Le français oral est loin d’être circonscrit à l’accent « passe-partout » proposé dans la plupart des méthodes de fle. Il se caractérise par une grande variabilité. Certaines ressources offrent l’opportunité d’écouter ces différentes façons de prononcer notre langue. Et aussi, comment (faire) prononcer le français? Vaste, très vaste question… Un ouvrage de phonétique corrective apporte des éléments de réponse.

Écouter le français.

Les accents des Français.

C’est le titre d’un ouvrage paru en 1983, accompagné d’une cassette recensant de brefs enregistrements pris sur le vif de locuteurs représentatifs des grandes variétés régionales du pays.  Les deux premières parties proposent des enregistrements de ruraux, d’un certain âge, issus de couches sociales peu favorisées, et sédentaires. Ces 4 facteurs favorisent une prononciation marquée, donc facilement repérable et représentative d’une prononciation régionale. La dernière partie s’attache à examiner les facteurs sociaux qui jouent dans la standardisation de l’accent en gommant les marques linguistiques d’origine géographique.

Les enregistrements illustrant cet ouvrage sont disponibles sur ce site qui vous propose une initiation à une analyse linguistique et phonétique des prononciations régionales du français hexagonal.   Vous allez visiter une quinzaine de régions de la métropole. Deux enregistrements représentatifs sont disponibles pour chaque région. Vous pouvez télécharger les fichiers son.

L’ouvrage suit une organisation bien pensée. Les prononciations du nord sont présentées tout d’abord. Ce sont elles qui sont les plus proches linguistiquement du français proposé dans les méthodes, de celui entendu dans les médias. Une autre partie est consacrée aux différentes prononciations de la France méridionale.
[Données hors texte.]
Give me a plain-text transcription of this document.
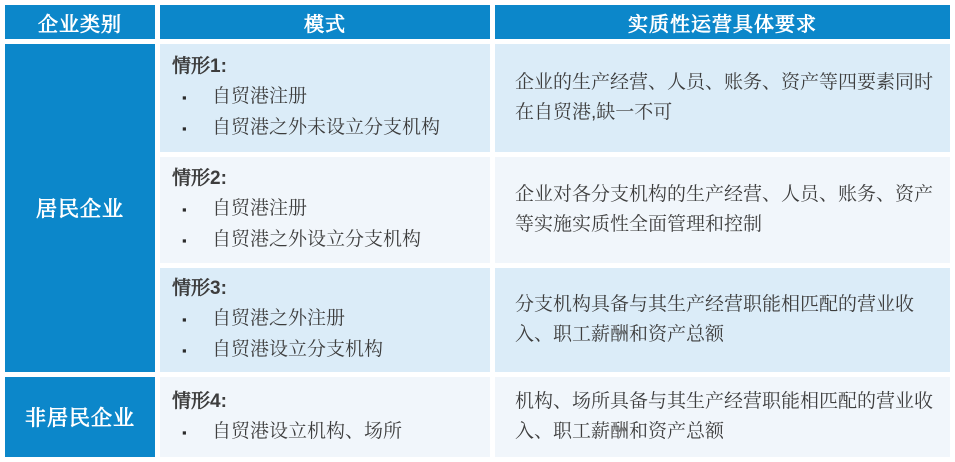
企业类别	模式	实质性运营具体要求
居民企业	
情形1:
▪	自贸港注册
▪	自贸港之外未设立分支机构
	企业的生产经营、人员、账务、资产等四要素同时在自贸港,缺一不可

情形2:
▪	自贸港注册
▪	自贸港之外设立分支机构
	企业对各分支机构的生产经营、人员、账务、资产等实施实质性全面管理和控制

情形3:
▪	自贸港之外注册
▪	自贸港设立分支机构
	分支机构具备与其生产经营职能相匹配的营业收入、职工薪酬和资产总额
非居民企业	
情形4:
▪	自贸港设立机构、场所
	机构、场所具备与其生产经营职能相匹配的营业收入、职工薪酬和资产总额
Chaque leçon est présentée selon un  même plan

  • aperçu historique et géographique
  • présentation du diqlecte
  • texte du français régional où on va retrouver les traces du dialecte (le substrat)
  • examen détaillé des particularités phonétiques du passage
  • tableau synoptique résumant les caractéristiques du système étudié
  • deuxième exemple
  • autocorrection
  • reconnaissance auditive et renforcement
  • indications bibliographiques sommaires

Ce livre est le 1er à décrire précisément la norme du français standardisé qui avait émergé au cours des années 70. Une référence incontournable.

Les variétés du français parlé dans l’espace francophone.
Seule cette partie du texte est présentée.